The most viewed post (also known as the post with the most "hits") from as long as I have been following the data has been an interview I did of Indianapolis wedding photographer Rich Miller (left) for Photo Potpourri's former "Photographer in the Spotlight" feature. The Miller interview, which featured some of Rich's great work, went online Nov. 19, 2009. That post, in fact, has been a rock solid No. 1 "hit" -- its total hits (in the four-digits realm) more than doubles that of the runner-up post in hits, also in four digits, which was a recap of the Garfield Shakespeare Company's production of Macbeth (below), staged in a colonial America setting, in September 2010.


My theory on the popularity of the Miller post is that either Rich recommends it to potential clients who inquire about his services, or that potential clients find and check it out while researching possible photographers. My initial guess had been that Rich had a link to the post on his business's website, but when I visited his site to see if that were the case, I couldn't find any such link, so I don't think that's driving the traffic.

Those of you unfamiliar with the former "Photographer in the Spotlight" feature, whose run ended in May 2010, might find the monthly installments interesting reads -- and will introduce you to photographers you might never had come across. Just click on "Spotlight" from the Labels list on the right side of this blog's home page -- or click on the link in the first line of this paragraph -- to bring up all the profiles in the series.
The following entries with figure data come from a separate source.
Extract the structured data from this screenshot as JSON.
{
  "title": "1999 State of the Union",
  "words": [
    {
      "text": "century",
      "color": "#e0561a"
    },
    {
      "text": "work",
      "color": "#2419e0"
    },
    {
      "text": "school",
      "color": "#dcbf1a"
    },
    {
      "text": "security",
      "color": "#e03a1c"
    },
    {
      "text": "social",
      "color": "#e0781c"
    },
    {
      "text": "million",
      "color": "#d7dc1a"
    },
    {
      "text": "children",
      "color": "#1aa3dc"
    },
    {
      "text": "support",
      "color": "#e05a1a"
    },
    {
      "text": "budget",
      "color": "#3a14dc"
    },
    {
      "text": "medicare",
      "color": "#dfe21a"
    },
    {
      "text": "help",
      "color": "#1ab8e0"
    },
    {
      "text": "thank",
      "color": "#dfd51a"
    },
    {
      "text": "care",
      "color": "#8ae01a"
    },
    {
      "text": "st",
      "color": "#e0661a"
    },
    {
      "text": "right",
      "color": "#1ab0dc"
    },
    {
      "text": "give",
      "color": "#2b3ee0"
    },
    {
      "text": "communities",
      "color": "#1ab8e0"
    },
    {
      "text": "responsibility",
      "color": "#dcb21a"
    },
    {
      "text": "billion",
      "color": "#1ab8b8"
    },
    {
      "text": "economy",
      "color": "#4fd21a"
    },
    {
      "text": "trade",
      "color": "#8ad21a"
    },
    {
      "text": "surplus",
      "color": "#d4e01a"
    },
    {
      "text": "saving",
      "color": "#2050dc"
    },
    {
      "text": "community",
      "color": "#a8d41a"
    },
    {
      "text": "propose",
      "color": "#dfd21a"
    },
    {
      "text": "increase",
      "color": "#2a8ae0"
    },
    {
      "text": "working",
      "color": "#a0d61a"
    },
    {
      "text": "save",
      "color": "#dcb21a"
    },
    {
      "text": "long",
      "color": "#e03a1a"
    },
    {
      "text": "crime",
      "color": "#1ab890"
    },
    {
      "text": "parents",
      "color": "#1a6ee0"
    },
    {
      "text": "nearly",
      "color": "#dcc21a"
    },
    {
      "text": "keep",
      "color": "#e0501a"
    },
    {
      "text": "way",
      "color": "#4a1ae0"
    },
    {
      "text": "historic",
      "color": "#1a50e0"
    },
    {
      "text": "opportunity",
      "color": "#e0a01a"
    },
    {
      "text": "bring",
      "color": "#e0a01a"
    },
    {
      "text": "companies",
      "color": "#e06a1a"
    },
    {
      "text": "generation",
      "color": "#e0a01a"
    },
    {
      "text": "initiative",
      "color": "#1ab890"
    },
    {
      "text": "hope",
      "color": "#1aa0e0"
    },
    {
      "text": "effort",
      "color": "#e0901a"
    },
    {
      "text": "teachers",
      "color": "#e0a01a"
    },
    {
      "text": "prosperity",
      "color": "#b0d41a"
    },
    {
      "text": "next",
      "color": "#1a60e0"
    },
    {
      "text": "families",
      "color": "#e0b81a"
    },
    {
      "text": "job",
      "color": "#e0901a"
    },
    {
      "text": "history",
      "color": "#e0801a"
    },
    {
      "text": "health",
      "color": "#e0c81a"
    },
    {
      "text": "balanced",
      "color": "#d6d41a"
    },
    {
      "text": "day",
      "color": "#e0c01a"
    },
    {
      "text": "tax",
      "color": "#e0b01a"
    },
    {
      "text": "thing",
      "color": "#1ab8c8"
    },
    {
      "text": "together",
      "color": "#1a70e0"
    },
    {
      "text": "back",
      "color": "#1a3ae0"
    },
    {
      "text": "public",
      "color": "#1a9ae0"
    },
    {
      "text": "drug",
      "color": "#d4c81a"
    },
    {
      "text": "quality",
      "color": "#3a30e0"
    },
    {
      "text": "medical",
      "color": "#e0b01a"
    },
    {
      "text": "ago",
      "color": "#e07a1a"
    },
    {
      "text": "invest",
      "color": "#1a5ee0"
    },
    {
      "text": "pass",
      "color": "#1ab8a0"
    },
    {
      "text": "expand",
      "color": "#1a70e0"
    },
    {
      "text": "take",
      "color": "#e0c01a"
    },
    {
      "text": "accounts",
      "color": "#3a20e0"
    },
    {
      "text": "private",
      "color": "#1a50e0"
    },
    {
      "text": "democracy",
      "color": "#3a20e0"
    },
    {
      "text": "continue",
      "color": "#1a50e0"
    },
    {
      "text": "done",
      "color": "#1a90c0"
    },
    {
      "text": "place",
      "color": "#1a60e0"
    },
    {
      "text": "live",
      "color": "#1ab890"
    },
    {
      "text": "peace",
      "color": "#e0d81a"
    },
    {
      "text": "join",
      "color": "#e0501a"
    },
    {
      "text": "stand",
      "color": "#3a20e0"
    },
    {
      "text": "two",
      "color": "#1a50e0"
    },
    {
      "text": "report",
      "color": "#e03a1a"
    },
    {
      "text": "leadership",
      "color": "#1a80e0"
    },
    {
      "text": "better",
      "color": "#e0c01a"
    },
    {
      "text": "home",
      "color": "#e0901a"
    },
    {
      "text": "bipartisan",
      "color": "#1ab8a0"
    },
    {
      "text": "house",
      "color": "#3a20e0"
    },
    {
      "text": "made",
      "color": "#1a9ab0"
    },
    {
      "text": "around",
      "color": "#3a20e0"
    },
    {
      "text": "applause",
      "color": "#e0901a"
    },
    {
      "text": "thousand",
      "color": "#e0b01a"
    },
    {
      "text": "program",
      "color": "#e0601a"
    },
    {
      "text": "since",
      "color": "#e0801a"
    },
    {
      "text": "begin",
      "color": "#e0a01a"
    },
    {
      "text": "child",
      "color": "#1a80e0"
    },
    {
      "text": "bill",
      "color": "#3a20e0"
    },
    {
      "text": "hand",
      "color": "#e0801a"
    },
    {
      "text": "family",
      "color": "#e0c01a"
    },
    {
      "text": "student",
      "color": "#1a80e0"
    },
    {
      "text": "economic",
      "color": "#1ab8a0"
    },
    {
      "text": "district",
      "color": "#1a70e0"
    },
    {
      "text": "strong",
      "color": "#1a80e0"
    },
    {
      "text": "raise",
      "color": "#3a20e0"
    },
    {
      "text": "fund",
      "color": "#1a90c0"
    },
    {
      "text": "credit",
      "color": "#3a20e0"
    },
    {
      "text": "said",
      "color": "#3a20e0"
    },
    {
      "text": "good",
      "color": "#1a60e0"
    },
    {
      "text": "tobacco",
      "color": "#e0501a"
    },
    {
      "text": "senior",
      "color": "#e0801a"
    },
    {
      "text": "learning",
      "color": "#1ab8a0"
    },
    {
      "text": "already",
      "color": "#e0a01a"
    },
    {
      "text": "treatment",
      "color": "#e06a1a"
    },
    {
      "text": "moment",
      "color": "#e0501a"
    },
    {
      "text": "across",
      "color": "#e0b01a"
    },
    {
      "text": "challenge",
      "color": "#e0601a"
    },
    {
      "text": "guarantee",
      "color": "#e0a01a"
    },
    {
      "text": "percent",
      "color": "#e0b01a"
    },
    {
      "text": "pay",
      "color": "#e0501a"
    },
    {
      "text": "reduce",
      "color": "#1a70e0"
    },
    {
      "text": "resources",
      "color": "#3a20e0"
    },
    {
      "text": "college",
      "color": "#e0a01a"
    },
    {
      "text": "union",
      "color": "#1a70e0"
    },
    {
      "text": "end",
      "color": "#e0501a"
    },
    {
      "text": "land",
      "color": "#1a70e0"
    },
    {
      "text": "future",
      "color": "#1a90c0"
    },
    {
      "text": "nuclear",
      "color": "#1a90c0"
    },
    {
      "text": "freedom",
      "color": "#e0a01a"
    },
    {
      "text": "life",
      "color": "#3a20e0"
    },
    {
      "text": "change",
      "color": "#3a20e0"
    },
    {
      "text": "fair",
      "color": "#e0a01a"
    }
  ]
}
Ranking third on this blog's all-time most-visited-post list is a piece I wrote (with pictures I took) about basketball player Chrishawn Hopkins after his debut performance for the Butler University men's basketball team in November 2010. The hits on that post -- now also in the four digits -- increased hugely two years later when Hopkins left the team for unannounced reasons. Hopkins transferred to Wright State University in fall 2012, and this fall, after sitting out a year, he began playing for the Raiders in his third year of college eligibility.

The fourth-most visited Photo Potpourri post went up Dec. 26, 2012. It was about the oddity of so many tilting trees in Garfield Park, such as the one below, on the Southside of Indianapolis. The fact that it got that many hits in a much shorter time span than posts Nos. 1-3 is remarkable ... but not as remarkable as the meteroric popularity of the post at No. 5.


My report and pictures about the scenic campus of Rose-Hulman Insitute of Technology, a post just barely two months old as of this writing, easily scored the most hits in the shortest time span of any post ever at this blog. I think the explanation is that I had included a link to the post (and to two others I did on Rose-Hulman during my visit there on Sept. 21 of this year) in an email to Dale Long, the school's director of news services. I was doing a followup inquiry to ask for help identifying students in the school's homecoming court whom I photographed during halftime of the Fightin' Engineers football game against Defiance College. The post was lush with images of the scenic campus, including the shot below of Percopo Hall (left) and White Chapel (right) along Speed Lake, and I'm guessing Long shared the link with school officials, students and acquaintances, who in turn passed it along, etc.